Nuestra dependencia hace que por el automóvil se justifique incluso la violencia o la irracionalidad frente a otras experiencias de cohabitar en el espacio público.
Por ejemplo, coordino un proceso de experimentación en el centro de la ciudad, calle Zarco –Barrio de La Purísima- en donde convertimos cajones de estacionamiento en pequeños parques (parques de bolsillo, por su nombre en español).
La “histeria”, a pesar de ser algo efímero, temporal y haber modificado la reglamentación urbana conforme a Ley, es para sorprenderse.
La oposición, difamación y encono que han causado 18 cajones-parque contra los 7 mil que existen en el área, es de no creerse. Pero tampoco me sorprende.
Sin incentivos económicos y urbanos para dejar la dependencia, tal parece que usar ese espacio para algo que no sea un automóvil pone en jaque el paradigma de nuestra evidente dependencia.
Pero no es el único caso. Ahí tiene el estacionamiento prioritario para el Congreso Local. Que si bien es cierto que su ubicación no es en sí mismo sobre algo que sea un parque en todo el sentido estricto de la palabra, la decisión de este proyecto no es más que un reflejo del clamor social de la dependencia: Autos, mi auto, nuestros autos.

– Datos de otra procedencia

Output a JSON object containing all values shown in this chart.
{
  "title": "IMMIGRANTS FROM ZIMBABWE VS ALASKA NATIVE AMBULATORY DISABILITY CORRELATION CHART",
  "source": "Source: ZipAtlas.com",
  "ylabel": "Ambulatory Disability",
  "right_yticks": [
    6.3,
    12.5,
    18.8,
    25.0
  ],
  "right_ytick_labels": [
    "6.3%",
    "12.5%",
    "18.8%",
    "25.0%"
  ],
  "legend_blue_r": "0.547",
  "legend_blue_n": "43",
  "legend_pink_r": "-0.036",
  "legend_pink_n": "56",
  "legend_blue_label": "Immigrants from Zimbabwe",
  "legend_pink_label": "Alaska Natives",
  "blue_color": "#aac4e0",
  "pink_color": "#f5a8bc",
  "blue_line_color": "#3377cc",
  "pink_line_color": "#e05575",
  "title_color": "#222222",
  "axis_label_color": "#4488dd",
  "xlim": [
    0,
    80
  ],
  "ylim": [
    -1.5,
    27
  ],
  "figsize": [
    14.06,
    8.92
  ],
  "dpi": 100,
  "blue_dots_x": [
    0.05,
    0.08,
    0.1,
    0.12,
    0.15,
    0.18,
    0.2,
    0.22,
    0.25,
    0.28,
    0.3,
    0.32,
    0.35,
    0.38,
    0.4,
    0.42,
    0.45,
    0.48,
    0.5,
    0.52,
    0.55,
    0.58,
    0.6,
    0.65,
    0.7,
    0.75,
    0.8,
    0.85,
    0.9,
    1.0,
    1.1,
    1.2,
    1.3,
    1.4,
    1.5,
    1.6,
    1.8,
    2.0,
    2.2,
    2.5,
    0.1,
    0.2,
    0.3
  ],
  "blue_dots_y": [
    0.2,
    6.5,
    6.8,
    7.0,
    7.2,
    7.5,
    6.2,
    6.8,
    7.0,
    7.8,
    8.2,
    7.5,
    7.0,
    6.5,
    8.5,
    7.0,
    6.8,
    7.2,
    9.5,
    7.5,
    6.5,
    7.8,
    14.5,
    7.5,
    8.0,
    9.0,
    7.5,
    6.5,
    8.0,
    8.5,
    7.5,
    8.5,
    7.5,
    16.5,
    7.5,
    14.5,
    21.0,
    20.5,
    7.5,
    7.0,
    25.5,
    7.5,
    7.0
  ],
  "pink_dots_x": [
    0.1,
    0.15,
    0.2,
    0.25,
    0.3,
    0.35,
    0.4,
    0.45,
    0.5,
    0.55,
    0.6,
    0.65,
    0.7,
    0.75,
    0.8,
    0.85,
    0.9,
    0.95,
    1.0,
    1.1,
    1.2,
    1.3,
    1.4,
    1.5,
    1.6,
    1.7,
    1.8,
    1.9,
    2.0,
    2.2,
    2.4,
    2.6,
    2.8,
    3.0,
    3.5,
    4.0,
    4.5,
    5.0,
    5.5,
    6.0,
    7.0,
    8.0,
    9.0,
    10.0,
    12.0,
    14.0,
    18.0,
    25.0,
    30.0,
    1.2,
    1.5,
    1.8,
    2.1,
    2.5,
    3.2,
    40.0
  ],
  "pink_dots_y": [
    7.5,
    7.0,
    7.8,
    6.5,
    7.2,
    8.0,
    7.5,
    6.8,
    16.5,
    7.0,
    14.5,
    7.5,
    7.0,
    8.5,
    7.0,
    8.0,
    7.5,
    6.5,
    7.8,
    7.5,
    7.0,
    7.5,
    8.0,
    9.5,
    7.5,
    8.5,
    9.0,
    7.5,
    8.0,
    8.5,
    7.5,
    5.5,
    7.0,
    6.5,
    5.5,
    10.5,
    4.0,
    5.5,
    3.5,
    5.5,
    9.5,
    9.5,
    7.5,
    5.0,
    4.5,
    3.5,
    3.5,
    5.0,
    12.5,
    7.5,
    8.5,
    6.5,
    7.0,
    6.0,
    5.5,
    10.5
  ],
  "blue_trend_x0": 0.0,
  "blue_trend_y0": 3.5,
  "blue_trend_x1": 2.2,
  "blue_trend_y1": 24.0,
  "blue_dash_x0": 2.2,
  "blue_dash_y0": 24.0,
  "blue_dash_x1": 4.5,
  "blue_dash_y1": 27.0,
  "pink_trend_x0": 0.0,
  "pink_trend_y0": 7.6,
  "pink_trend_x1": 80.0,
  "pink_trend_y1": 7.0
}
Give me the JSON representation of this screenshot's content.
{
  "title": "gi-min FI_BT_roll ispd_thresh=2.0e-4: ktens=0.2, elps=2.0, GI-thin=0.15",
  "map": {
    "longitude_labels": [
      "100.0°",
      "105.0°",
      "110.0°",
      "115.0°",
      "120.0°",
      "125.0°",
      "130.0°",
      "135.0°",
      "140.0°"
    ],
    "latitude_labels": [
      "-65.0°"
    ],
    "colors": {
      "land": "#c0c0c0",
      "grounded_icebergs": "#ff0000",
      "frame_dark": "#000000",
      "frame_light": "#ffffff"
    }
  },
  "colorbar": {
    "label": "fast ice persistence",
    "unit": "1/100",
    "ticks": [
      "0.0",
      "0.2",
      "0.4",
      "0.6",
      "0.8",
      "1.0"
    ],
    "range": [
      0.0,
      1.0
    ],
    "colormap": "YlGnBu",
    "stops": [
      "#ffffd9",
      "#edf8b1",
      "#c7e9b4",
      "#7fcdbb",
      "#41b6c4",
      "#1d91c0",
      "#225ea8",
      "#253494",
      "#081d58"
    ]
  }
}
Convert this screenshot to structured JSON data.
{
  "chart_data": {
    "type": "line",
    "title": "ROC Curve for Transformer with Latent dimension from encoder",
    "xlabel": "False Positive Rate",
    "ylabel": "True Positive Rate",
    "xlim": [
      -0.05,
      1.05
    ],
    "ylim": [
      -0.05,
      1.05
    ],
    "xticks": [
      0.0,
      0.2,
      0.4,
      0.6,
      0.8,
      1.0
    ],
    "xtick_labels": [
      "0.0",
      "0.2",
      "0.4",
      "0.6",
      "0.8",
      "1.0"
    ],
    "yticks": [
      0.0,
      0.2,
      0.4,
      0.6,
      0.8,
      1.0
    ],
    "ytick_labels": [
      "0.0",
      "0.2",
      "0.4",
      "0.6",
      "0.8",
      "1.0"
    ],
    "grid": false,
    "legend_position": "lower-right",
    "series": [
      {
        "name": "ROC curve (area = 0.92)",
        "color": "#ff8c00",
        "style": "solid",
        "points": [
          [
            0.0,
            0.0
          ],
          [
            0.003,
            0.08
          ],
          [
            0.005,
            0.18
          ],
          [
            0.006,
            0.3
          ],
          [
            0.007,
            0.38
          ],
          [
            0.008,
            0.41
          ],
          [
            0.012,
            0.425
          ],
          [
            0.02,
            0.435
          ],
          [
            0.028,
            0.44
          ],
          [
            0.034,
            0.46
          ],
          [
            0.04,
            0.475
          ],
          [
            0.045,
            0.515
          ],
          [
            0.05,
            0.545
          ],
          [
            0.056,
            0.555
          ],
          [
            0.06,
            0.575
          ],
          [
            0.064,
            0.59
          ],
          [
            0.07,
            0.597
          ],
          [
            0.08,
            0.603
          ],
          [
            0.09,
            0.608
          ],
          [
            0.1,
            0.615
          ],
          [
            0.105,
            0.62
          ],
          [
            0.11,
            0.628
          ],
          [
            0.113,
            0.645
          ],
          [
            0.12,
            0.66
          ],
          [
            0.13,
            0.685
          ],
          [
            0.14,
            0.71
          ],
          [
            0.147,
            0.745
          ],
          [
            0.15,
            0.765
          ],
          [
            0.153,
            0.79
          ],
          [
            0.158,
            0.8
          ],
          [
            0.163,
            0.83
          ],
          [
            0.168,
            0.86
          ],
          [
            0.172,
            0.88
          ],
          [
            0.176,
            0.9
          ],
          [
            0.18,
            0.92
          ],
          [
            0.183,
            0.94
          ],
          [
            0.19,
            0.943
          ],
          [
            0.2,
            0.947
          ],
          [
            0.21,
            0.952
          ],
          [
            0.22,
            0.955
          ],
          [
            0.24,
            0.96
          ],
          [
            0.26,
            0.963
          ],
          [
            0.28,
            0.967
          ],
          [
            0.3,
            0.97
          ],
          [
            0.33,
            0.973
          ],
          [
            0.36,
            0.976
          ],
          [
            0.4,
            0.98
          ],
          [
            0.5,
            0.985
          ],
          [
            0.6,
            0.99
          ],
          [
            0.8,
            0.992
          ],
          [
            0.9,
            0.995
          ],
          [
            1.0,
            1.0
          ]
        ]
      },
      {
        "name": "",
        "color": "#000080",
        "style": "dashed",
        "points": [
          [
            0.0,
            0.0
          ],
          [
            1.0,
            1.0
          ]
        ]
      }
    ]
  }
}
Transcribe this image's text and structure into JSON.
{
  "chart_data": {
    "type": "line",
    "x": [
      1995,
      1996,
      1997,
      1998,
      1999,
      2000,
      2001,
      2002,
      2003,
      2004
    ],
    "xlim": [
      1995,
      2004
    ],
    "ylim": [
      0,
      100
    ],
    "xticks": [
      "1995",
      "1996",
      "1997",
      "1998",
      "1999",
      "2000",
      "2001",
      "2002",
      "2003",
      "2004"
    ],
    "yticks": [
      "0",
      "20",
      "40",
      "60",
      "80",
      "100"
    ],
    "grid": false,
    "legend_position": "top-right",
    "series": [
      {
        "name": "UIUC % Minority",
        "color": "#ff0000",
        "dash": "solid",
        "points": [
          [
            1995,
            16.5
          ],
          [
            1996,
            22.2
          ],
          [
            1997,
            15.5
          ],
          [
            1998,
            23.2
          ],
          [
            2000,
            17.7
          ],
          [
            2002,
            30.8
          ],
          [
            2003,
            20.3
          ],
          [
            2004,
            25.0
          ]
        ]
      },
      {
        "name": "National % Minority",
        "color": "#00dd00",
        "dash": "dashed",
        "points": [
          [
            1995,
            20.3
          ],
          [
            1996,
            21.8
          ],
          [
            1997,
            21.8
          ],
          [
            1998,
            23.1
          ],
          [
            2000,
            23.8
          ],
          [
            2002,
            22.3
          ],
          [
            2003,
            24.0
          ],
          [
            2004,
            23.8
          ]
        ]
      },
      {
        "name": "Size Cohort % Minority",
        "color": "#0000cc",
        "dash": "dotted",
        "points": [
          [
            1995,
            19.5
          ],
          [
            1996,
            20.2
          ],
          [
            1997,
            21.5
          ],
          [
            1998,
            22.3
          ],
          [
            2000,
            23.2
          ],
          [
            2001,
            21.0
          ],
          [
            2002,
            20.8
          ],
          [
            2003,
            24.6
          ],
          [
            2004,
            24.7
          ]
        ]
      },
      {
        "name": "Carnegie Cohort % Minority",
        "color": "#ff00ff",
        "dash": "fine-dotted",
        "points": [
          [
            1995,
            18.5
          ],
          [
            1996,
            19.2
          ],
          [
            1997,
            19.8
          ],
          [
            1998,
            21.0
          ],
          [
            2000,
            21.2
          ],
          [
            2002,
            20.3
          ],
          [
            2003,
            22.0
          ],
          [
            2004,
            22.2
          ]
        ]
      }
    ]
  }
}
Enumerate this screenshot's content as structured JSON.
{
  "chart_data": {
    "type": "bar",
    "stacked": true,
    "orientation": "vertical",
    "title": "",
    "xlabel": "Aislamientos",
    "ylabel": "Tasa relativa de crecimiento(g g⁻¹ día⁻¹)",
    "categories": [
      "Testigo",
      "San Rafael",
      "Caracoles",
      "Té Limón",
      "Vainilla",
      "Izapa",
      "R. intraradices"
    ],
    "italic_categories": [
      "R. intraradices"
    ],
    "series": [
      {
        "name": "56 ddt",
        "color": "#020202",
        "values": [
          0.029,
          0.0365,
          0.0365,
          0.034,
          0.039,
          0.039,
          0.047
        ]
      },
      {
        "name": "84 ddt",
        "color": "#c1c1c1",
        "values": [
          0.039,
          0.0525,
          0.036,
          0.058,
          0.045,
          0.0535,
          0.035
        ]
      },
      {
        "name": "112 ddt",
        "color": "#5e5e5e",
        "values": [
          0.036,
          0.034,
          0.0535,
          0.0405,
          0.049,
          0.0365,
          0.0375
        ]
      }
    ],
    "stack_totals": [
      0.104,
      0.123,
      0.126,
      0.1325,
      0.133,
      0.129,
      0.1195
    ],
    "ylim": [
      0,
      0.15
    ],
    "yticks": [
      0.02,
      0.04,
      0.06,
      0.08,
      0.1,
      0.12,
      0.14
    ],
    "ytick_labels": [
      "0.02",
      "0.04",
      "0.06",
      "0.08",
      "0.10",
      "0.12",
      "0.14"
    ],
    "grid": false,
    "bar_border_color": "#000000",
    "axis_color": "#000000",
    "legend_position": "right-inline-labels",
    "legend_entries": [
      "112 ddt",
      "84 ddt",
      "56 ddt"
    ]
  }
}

Lo lamentable de esta situación es que pocos estamos creando las condiciones necesarias para que la demanda sea diferente de la tradicional.
Esto es una tarea titánica, no de un gobierno, no de una persona, sino de todo un sistema arcaico basado en el automóvil como esa droga urbana que creemos inocua, pero que entre más la consumamos como alternativa, como política, en forma de infraestructura o como sea, que no nos sorprendan entonces las consecuencias.
Que, para nuestra desavenencia o ignorancia, no son lejanas y poco nos podrán ayudar para romper el ciclo de la “auto” dependencia.